Lalu si kakek mengajak si anak muda menyusuri jalan setapak di belakang pondoknya. Setelah berjalan beberapa lama mereka sampai di sebuah telaga yang cukup luas, dikelilingi oleh padang rumput dan pepeohonan yang tumbuh disekitarnya. Airnya jernih hingga ikan-ikan kecil yang sedang bermain di bebatuan tampak oleh mata. Lalu si kakek memperlihatkan garam yang masih tersisa di tangannya dan menyuruh anak muda itu melarutkannya di air telaga. Setelah garam itu larut dan menunggu beberapa saat sang kakek menyuruh si anak muda meminum seteguk air telaga itu, sang anak muda lalu meminumya. Rasanya segar sekali pikir si anak muda.


“Bagaimana rasanya, apakah ada terasa garam?” tanya si kakek. “Tidak sama sekali” kata si anak muda. “ Menurutmu kenapa ketika air di gelas yang berisi garam tadi diminum terasa asin dan kenapa ketika garam dengan jumlah yang sama dilarutkan di air telaga ini namun tidak terasa asin?” tanya si kakek pada si anak muda. “Jelas saja telaga ini begitu luas sehingga rasa garamnya tidak terasa, tapi di gelas tadi airnya sedikit sekali” jawab si anak muda. “ Bagaimana jika garam itu ibaratkan masalahmu?” lanjut si kakek.

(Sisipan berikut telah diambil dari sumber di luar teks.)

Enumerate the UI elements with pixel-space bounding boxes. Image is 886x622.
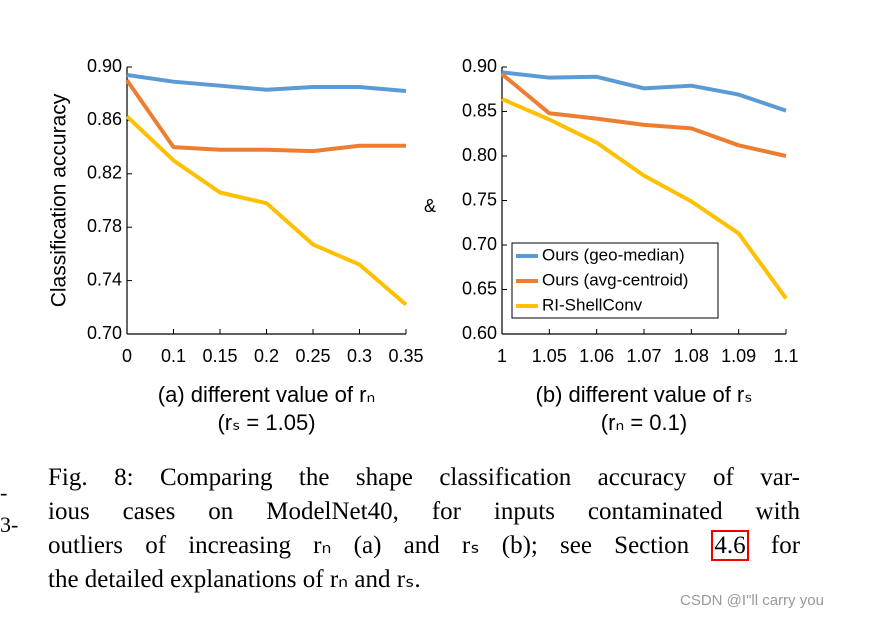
- caption-line: the detailed explanations of rₙ and rₛ.: [48, 566, 421, 593]
- x-tick-label: 0.2: [254, 346, 279, 366]
- caption-line: ious cases on ModelNet40, for inputs con…: [48, 498, 800, 525]
- y-tick-label: 0.70: [462, 234, 497, 254]
- margin-mark: -: [0, 480, 8, 505]
- x-tick-label: 1.08: [674, 346, 709, 366]
- x-axis-title: (b) different value of rₛ: [536, 382, 753, 407]
- caption-line: outliers of increasing rₙ (a) and rₛ (b)…: [48, 529, 800, 563]
- series-line: [501, 70, 787, 113]
- y-tick-label: 0.65: [462, 278, 497, 298]
- y-tick-label: 0.75: [462, 189, 497, 209]
- legend-box: [511, 242, 719, 319]
- caption-text: outliers of increasing rₙ (a) and rₛ (b)…: [48, 532, 690, 559]
- x-tick-label: 0: [122, 346, 132, 366]
- legend-label: RI-ShellConv: [542, 295, 643, 314]
- x-axis-note: (rₙ = 0.1): [601, 410, 687, 435]
- legend-label: Ours (geo-median): [542, 245, 685, 264]
- y-tick-label: 0.80: [462, 145, 497, 165]
- y-tick-label: 0.60: [462, 323, 497, 343]
- series-line: [125, 114, 408, 307]
- x-tick-label: 1.07: [626, 346, 661, 366]
- y-tick-label: 0.82: [87, 163, 122, 183]
- separator: &: [424, 196, 436, 216]
- y-tick-label: 0.90: [462, 56, 497, 76]
- y-tick-label: 0.74: [87, 269, 122, 289]
- x-axis-note: (rₛ = 1.05): [217, 410, 315, 435]
- x-tick-label: 1.09: [721, 346, 756, 366]
- y-tick-label: 0.70: [87, 323, 122, 343]
- x-tick-label: 0.35: [388, 346, 423, 366]
- caption-line: Fig. 8: Comparing the shape classificati…: [48, 464, 800, 491]
- x-tick-label: 0.1: [161, 346, 186, 366]
- series-line: [125, 79, 406, 154]
- y-tick-label: 0.85: [462, 100, 497, 120]
- y-tick-label: 0.90: [87, 56, 122, 76]
- figure: & 0.70 0.74 0.78 0.82 0.86 0.90 0 0.1 0.15 0.2 0.2…: [48, 56, 799, 435]
- margin-mark: 3-: [0, 512, 19, 537]
- watermark: CSDN @I"ll carry you: [680, 592, 824, 609]
- series-line: [501, 97, 788, 300]
- x-tick-label: 1.05: [532, 346, 567, 366]
- x-tick-label: 0.3: [347, 346, 372, 366]
- x-tick-label: 1.06: [579, 346, 614, 366]
- x-tick-label: 0.15: [202, 346, 237, 366]
- x-tick-label: 1: [497, 346, 507, 366]
- caption-text: for: [770, 532, 801, 559]
- x-axis-title: (a) different value of rₙ: [158, 382, 375, 407]
- x-tick-label: 0.25: [295, 346, 330, 366]
- legend-label: Ours (avg-centroid): [542, 270, 688, 289]
- series-line: [126, 73, 407, 94]
- y-tick-label: 0.86: [87, 109, 122, 129]
- y-axis-title: Classification accuracy: [48, 93, 71, 307]
- y-tick-label: 0.78: [87, 216, 122, 236]
- series-line: [500, 72, 787, 158]
- section-link[interactable]: 4.6: [711, 530, 749, 561]
- x-tick-label: 1.1: [773, 346, 798, 366]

Si anak muda tertegun sejenak dan tak lama kemudian dia memandang ke arah si kakaek seakan minta penjelasan. 

“Begini anak muda, setiap masalah pasti ada jalan penyelesaiannya, karena Tuhan pun telah berjanji tidak akan memberikan masalah jika hambanya tidak sanggup menyelesaikannnya, sekarang yang perlu kau lakukan hanyalah melapangkan hatimu, karena dengan hati yang lapang masalah itu tidak akan terasa berat bagimu, kemudian carilah jalan untuk menyelesaikan masalah itu dengan hati dan pikiran yang tenang dan memohonlah pada tuhan untuk membantumu. Semoga kau mengerti” si kakek lalu beranjak pergi kembali ke pondoknya meninggalkan si anak muda yang mulai melihat jalan terang untuk segala masalah hidup yang sedang membebaninya.